At Sakana AI, Jones is actively working to recreate the exploratory environment that fostered the development of transformers. He advocates for a culture of open collaboration and knowledge sharing, encouraging researchers to turn up the “explore dial” and pursue ideas that might not otherwise see the light of day. One notable initiative at Sakana is the “Continuous Thought Machine,” a project that incorporates brain-like synchronization into neural networks. This innovative concept was born from an employee’s pitch, which might have faced skepticism and pressure in a more traditional research setting. At Sakana, however, Jones provided the freedom to explore, resulting in a successful project that garnered attention at the prestigious NeurIPS conference.

Jones’s perspective carries significant weight, given his pivotal role in shaping the current AI landscape. His decision to distance himself from transformers—an architecture that has defined his career—underscores the urgency of his message. He is not dismissing the value of ongoing transformer research; rather, he emphasizes that the current technology’s success may inadvertently hinder the search for better alternatives. “If the current technology was worse, more people would be looking for better,” he remarked, highlighting the need for a shift in focus within the AI community.

As the industry grapples with signs of diminishing returns from simply scaling up existing transformer models, Jones’s call for exploration over exploitation resonates deeply. Leading researchers have begun to openly discuss the limitations of the current paradigm, suggesting that architectural innovations—not just increased scale—will be essential for continued progress toward more capable AI systems. Jones’s warning suggests that finding those innovations may require dismantling the very incentive structures that have driven AI’s recent boom.
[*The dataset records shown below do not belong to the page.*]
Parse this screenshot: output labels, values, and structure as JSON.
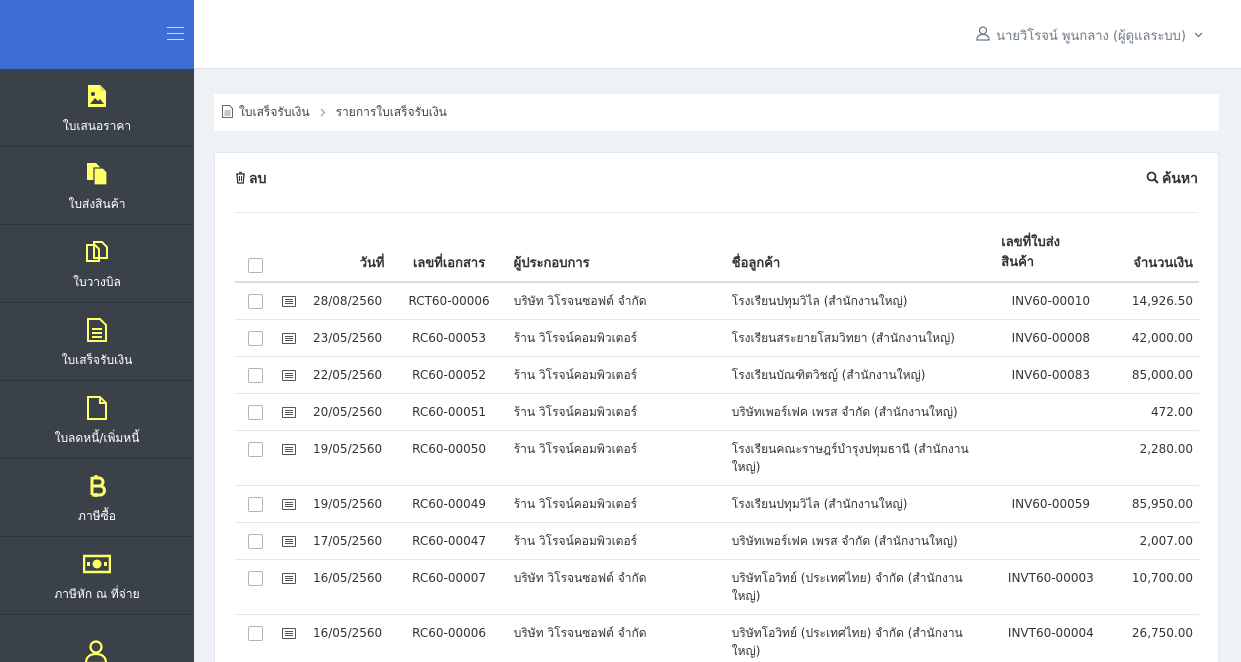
{
  "user": {
    "name": "นายวิโรจน์ พูนกลาง (ผู้ดูแลระบบ)"
  },
  "sidebar": {
    "items": [
      {
        "label": "ใบเสนอราคา",
        "icon": "image-file-icon"
      },
      {
        "label": "ใบส่งสินค้า",
        "icon": "copy-files-icon"
      },
      {
        "label": "ใบวางบิล",
        "icon": "clone-icon"
      },
      {
        "label": "ใบเสร็จรับเงิน",
        "icon": "file-text-icon"
      },
      {
        "label": "ใบลดหนี้/เพิ่มหนี้",
        "icon": "file-icon"
      },
      {
        "label": "ภาษีซื้อ",
        "icon": "bitcoin-icon"
      },
      {
        "label": "ภาษีหัก ณ ที่จ่าย",
        "icon": "money-icon"
      },
      {
        "label": "",
        "icon": "users-icon"
      }
    ],
    "accent_color": "#ffff66"
  },
  "breadcrumb": {
    "root": "ใบเสร็จรับเงิน",
    "current": "รายการใบเสร็จรับเงิน"
  },
  "toolbar": {
    "delete_label": "ลบ",
    "search_label": "ค้นหา"
  },
  "table": {
    "headers": {
      "date": "วันที่",
      "doc_no": "เลขที่เอกสาร",
      "vendor": "ผู้ประกอบการ",
      "customer": "ชื่อลูกค้า",
      "invoice_line1": "เลขที่ใบส่ง",
      "invoice_line2": "สินค้า",
      "amount": "จำนวนเงิน"
    },
    "rows": [
      {
        "date": "28/08/2560",
        "doc_no": "RCT60-00006",
        "vendor": "บริษัท วิโรจนซอฟต์ จำกัด",
        "customer": "โรงเรียนปทุมวิไล (สำนักงานใหญ่)",
        "invoice": "INV60-00010",
        "amount": "14,926.50"
      },
      {
        "date": "23/05/2560",
        "doc_no": "RC60-00053",
        "vendor": "ร้าน วิโรจน์คอมพิวเตอร์",
        "customer": "โรงเรียนสระยายโสมวิทยา (สำนักงานใหญ่)",
        "invoice": "INV60-00008",
        "amount": "42,000.00"
      },
      {
        "date": "22/05/2560",
        "doc_no": "RC60-00052",
        "vendor": "ร้าน วิโรจน์คอมพิวเตอร์",
        "customer": "โรงเรียนบัณฑิตวิชญ์ (สำนักงานใหญ่)",
        "invoice": "INV60-00083",
        "amount": "85,000.00"
      },
      {
        "date": "20/05/2560",
        "doc_no": "RC60-00051",
        "vendor": "ร้าน วิโรจน์คอมพิวเตอร์",
        "customer": "บริษัทเพอร์เฟค เพรส จำกัด (สำนักงานใหญ่)",
        "invoice": "",
        "amount": "472.00"
      },
      {
        "date": "19/05/2560",
        "doc_no": "RC60-00050",
        "vendor": "ร้าน วิโรจน์คอมพิวเตอร์",
        "customer": "โรงเรียนคณะราษฎร์บำรุงปทุมธานี (สำนักงานใหญ่)",
        "invoice": "",
        "amount": "2,280.00"
      },
      {
        "date": "19/05/2560",
        "doc_no": "RC60-00049",
        "vendor": "ร้าน วิโรจน์คอมพิวเตอร์",
        "customer": "โรงเรียนปทุมวิไล (สำนักงานใหญ่)",
        "invoice": "INV60-00059",
        "amount": "85,950.00"
      },
      {
        "date": "17/05/2560",
        "doc_no": "RC60-00047",
        "vendor": "ร้าน วิโรจน์คอมพิวเตอร์",
        "customer": "บริษัทเพอร์เฟค เพรส จำกัด (สำนักงานใหญ่)",
        "invoice": "",
        "amount": "2,007.00"
      },
      {
        "date": "16/05/2560",
        "doc_no": "RC60-00007",
        "vendor": "บริษัท วิโรจนซอฟต์ จำกัด",
        "customer": "บริษัทโอวิทย์ (ประเทศไทย) จำกัด (สำนักงานใหญ่)",
        "invoice": "INVT60-00003",
        "amount": "10,700.00"
      },
      {
        "date": "16/05/2560",
        "doc_no": "RC60-00006",
        "vendor": "บริษัท วิโรจนซอฟต์ จำกัด",
        "customer": "บริษัทโอวิทย์ (ประเทศไทย) จำกัด (สำนักงานใหญ่)",
        "invoice": "INVT60-00004",
        "amount": "26,750.00"
      }
    ]
  }
}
The competitive landscape of AI research, characterized by fierce rivalry among labs and rapid publication cycles, often prioritizes secrecy over collaboration. Jones argues that this environment is detrimental to the collective advancement of the field. He envisions a future where researchers can openly share findings, fostering a spirit of collaboration rather than competition. “Genuinely, from my perspective, this is not a competition,” he concluded. “We all have the same goal. We all want to see this technology progress so that we can all benefit from it.”

The stakes are high as the AI community stands at a crossroads. The next transformer-scale breakthrough could be just around the corner, pursued by researchers empowered to explore new avenues. Alternatively, it could remain unexplored while thousands of researchers race to publish incremental improvements on an architecture that, as Jones aptly put it, he is “absolutely sick of.”
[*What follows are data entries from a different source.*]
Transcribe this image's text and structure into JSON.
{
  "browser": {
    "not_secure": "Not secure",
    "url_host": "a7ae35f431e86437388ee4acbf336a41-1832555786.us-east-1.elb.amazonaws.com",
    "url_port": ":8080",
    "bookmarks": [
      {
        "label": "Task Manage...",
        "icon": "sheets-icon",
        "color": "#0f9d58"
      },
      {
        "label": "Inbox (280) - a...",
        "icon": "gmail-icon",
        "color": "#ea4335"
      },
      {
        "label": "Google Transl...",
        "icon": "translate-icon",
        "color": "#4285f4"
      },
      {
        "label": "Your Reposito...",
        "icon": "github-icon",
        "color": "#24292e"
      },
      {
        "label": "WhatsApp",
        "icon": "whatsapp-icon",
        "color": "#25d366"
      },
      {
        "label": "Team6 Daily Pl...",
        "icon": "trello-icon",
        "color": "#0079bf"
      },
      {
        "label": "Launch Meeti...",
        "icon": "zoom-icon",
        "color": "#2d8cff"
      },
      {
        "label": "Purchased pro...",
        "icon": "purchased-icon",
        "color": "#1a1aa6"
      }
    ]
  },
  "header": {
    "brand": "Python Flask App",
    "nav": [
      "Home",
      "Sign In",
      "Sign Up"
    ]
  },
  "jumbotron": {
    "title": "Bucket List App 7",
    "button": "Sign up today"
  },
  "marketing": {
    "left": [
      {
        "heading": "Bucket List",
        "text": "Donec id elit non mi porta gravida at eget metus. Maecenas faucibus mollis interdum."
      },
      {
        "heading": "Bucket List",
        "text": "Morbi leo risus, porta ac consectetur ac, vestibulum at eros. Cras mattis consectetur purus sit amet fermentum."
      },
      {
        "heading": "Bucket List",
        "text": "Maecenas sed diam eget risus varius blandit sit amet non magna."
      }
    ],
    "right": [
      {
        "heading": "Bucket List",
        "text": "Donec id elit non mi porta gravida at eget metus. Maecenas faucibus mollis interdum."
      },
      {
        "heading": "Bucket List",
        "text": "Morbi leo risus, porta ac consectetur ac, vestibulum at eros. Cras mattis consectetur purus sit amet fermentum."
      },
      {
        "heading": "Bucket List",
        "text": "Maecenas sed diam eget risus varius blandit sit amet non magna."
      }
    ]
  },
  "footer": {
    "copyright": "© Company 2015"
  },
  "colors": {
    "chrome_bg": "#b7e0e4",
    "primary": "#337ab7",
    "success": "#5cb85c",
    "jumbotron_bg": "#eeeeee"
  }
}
In this context, Jones’s departure from transformers serves as a clarion call for the AI community to embrace a more exploratory mindset. The potential for transformative breakthroughs lies not only in refining existing technologies but also in daring to imagine entirely new paradigms. As the industry continues to evolve, the challenge will be to balance the demands of immediate results with the necessity of long-term exploration and innovation.
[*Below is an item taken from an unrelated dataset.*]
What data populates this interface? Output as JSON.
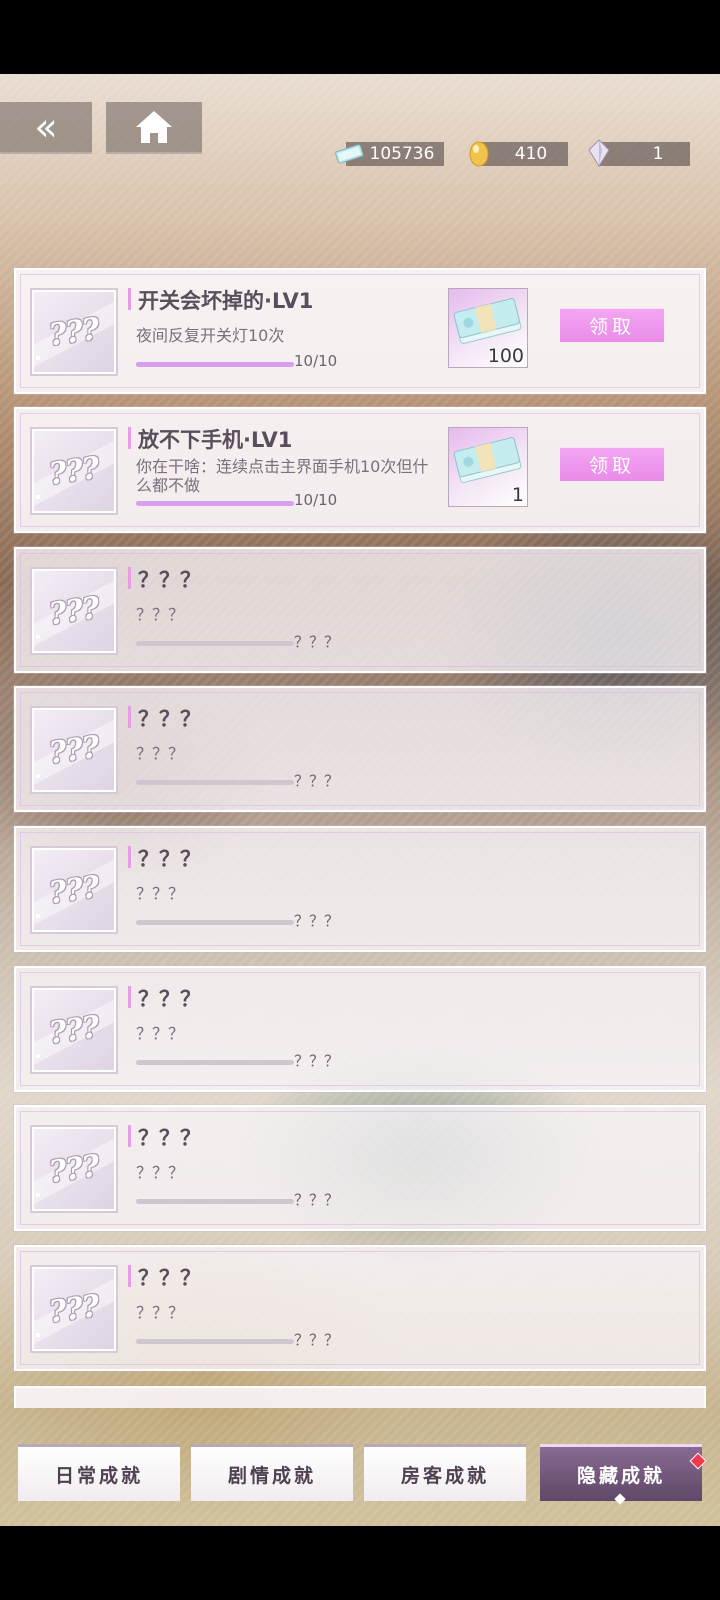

Ultimately, Jones’s journey reflects a broader narrative within the AI landscape—a recognition that the path to true advancement may require stepping away from familiar comforts and venturing into uncharted territory. As the AI community contemplates its future, the lessons drawn from Jones’s experiences may serve as a guiding light, illuminating the way toward a more creative and collaborative approach to research and development.

In conclusion, Llion Jones’s decision to move away from transformers is not merely a personal choice; it is a profound statement about the future of AI research. His insights challenge the status quo and urge the community to reconsider its priorities. By fostering an environment that encourages exploration and collaboration, the AI field can unlock new possibilities and pave the way for the next generation of groundbreaking innovations. As we stand on the brink of a new era in artificial intelligence, the call for a shift in focus is both timely and necessary, reminding us that the greatest advancements often arise from the courage to explore the unknown.